Use this Terraform configuration as a starting point to provision AWS infrastructure for miniwdl-aws -- including a VPC, EFS file system, Batch queues, and IAM roles.
Before diving into this, please review simpler ways to use miniwdl-aws described there.
- AWS account with administrator/poweruser access
- git, terraform
- terminal session with AWS CLI configured (credentials and default region)
- miniwdl-aws (
pip3 install miniwdl-aws
)
git clone https://github.com/miniwdl-ext/miniwdl-aws-terraform.git
cd miniwdl-aws-terraform
terraform init
terraform apply \
-var='environment_tag=miniwdl' \
-var='[email protected]' \
-var='s3upload_buckets=["MY-BUCKET"]'
where
environment_tag
fills the Environment tag of each resource, and prefixes some resource names (for identification & deconfliction)owner_tag
fills the Owner tag of each resource (typically your username/email)s3upload_buckets
is a list of S3 bucket names where you may ask miniwdl-aws to upload workflow outputs (optional)
If you get an error about service roles already existing, add -var=create_spot_service_roles=false
(these roles need to be created only once per account).
The deployment outputs the name of the Batch job queue for submitting workflows, miniwdl-workflow
(${environment_tag}-workflow
), which you can supply to the miniwdl-aws self-test:
miniwdl-aws-submit --self-test --follow --workflow-queue miniwdl-workflow
Or, set the environment variable MINIWDL__AWS__WORKFLOW_QUEUE=miniwdl-workflow
instead of the --workflow-queue
command-line option.
See miniwdl-aws for how to use miniwdl-aws-submit
further.
The following Terraform variables are also available:
task_max_vpcus=256
maximum vCPUs for the Batch compute environment used for WDL task executionworkflow_max_vcpus=16
maximum vCPUs for the Batch compute environment used for miniwdl engine processes (limits maximum # of workflows running concurrently)enable_task_fallback=true
enable fallback to EC2 On Demand compute environment after a task experiencesruntime.preemptible
spot interruptions (the on-demand environment & queue are always created, but not used by default)

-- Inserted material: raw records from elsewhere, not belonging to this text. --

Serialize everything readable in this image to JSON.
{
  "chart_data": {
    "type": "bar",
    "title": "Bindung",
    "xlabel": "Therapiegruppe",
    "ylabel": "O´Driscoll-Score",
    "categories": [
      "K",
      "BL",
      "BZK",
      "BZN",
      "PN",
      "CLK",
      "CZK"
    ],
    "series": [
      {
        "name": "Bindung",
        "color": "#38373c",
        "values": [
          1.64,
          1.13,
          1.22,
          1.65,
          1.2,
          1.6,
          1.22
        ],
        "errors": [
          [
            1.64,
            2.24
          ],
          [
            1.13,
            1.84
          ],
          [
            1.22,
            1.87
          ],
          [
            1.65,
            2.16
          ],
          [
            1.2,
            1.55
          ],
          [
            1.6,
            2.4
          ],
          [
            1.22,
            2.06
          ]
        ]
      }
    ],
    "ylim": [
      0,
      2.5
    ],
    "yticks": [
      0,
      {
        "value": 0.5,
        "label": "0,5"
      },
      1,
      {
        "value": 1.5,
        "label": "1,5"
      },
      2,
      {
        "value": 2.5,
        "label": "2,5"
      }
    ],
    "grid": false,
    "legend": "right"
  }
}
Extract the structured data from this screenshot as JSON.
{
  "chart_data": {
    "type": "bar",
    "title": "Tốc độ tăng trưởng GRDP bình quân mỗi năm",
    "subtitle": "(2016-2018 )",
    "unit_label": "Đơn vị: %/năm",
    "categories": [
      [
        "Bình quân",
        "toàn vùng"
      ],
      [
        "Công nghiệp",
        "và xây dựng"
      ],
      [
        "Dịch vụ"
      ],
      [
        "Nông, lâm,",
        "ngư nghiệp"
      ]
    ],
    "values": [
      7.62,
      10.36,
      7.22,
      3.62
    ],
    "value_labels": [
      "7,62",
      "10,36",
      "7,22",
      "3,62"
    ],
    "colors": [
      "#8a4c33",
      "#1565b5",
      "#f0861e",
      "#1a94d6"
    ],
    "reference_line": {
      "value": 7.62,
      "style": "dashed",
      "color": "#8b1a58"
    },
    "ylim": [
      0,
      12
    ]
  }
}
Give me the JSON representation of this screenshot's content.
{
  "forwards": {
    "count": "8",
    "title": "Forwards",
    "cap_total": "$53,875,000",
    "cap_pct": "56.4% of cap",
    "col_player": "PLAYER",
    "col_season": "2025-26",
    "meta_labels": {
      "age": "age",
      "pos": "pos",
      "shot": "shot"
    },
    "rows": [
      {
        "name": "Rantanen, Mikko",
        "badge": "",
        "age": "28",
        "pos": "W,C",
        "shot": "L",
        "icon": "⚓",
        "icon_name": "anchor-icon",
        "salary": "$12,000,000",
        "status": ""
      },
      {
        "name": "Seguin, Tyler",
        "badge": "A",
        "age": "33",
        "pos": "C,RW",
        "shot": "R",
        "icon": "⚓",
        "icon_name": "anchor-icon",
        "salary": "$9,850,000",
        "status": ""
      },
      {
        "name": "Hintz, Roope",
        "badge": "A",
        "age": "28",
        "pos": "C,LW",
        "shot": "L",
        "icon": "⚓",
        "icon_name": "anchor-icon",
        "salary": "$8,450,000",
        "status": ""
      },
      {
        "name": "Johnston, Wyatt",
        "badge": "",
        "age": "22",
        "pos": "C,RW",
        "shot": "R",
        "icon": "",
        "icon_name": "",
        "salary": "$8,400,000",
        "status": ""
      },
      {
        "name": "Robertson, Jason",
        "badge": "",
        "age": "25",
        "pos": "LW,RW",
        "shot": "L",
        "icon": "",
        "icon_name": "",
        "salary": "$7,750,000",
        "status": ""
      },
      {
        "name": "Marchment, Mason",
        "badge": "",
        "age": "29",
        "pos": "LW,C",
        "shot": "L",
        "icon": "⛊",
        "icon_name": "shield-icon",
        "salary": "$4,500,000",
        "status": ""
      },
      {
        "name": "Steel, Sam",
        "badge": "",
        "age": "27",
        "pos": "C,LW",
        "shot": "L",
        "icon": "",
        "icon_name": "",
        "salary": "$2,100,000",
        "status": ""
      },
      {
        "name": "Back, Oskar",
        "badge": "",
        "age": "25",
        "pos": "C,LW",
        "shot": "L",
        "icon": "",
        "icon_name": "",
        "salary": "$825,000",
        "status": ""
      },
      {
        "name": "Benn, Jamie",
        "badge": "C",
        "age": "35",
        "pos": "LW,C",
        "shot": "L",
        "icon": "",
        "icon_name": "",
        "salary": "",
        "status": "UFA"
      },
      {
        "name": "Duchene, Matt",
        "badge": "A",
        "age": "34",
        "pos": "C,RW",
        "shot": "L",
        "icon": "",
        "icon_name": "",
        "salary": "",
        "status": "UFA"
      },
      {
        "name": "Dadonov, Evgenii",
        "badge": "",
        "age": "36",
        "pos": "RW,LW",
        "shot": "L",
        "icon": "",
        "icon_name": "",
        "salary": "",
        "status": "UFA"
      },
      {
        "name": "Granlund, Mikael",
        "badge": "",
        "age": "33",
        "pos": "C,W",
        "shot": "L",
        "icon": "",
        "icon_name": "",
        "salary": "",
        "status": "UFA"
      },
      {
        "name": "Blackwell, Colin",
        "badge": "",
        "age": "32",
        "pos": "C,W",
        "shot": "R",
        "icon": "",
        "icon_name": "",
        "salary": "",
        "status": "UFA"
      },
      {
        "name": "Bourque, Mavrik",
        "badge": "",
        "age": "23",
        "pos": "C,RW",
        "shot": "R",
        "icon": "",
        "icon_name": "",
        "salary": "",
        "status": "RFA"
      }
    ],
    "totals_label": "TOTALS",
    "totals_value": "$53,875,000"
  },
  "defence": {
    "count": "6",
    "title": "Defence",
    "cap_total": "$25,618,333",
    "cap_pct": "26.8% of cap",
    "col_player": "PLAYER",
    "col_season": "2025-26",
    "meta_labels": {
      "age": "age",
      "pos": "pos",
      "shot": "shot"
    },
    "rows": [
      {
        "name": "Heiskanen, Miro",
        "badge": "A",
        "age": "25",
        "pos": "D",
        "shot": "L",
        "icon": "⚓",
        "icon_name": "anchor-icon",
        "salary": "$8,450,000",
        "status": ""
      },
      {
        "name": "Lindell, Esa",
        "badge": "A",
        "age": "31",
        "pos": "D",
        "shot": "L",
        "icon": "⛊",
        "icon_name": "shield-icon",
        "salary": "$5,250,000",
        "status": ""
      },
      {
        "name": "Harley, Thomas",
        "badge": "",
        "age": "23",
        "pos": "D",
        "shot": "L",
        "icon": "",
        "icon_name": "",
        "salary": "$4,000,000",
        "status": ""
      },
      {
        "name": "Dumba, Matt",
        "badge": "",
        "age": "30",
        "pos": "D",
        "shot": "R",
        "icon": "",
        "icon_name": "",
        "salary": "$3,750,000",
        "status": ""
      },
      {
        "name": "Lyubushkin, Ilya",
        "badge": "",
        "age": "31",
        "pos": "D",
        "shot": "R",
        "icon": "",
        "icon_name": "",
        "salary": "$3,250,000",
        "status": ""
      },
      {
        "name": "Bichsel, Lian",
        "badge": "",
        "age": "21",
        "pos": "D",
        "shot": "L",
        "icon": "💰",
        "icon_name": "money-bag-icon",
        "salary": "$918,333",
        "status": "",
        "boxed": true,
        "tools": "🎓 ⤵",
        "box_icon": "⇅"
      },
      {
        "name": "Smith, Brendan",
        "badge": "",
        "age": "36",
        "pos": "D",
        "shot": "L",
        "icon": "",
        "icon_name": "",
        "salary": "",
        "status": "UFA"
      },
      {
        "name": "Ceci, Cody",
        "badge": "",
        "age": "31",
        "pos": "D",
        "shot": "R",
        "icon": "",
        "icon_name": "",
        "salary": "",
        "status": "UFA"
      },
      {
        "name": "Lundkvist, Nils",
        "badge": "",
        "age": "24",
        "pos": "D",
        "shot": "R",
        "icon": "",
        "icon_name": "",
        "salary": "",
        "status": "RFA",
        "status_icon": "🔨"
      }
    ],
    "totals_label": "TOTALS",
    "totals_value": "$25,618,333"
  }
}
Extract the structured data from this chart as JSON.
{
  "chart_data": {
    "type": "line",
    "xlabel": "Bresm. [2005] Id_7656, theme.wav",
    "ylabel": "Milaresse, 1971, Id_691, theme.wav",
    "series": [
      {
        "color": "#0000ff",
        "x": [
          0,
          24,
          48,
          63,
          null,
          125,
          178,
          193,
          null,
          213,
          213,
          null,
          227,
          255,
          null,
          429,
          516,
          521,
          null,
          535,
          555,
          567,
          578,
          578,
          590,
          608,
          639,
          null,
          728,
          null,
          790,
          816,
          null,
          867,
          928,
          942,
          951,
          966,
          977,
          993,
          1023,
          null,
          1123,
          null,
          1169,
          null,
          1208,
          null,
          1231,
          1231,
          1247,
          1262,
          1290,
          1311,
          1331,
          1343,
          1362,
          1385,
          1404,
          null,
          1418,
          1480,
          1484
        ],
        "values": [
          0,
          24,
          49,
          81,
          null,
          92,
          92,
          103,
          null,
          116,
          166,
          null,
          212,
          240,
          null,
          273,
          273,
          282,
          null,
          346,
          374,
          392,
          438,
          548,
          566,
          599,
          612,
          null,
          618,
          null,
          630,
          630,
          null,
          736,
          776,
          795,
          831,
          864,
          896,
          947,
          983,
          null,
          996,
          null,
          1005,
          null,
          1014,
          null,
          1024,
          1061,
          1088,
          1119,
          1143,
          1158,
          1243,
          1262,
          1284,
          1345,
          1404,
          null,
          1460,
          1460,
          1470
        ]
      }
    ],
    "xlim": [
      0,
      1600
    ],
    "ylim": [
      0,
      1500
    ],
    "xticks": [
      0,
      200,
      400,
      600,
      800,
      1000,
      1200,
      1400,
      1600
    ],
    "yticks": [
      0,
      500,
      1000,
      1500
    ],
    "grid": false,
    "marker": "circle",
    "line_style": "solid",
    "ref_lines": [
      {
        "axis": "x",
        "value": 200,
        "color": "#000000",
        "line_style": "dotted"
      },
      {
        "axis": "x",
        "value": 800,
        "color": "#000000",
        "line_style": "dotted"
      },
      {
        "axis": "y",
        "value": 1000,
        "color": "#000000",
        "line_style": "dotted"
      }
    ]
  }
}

Review the network configuration and IAM policies in main.tf. To keep the configuration succinct, we wrote in simple networking with public subnets, and existing IAM policies that are more powerful than strictly needed. Customize as needed for your security requirements.
You'll need a way to browse & manage the remote EFS contents. The companion lambdash-efs is one option; the Terrafom deployment outputs the infrastructure details needed to deploy it (pick any subnet). Or, set up an instance/container mounting the EFS, to access via SSH or web app (e.g. JupyterHub, Cloud Commander, VS Code server).
Using FSx for Lustre instead of EFS
See fsx/ for a variant of the infrastructure configuration deploying Lustre instead of EFS. The default EFS stack is recommended to begin with, but large-scale operations may need the higher throughput offered by Lustre.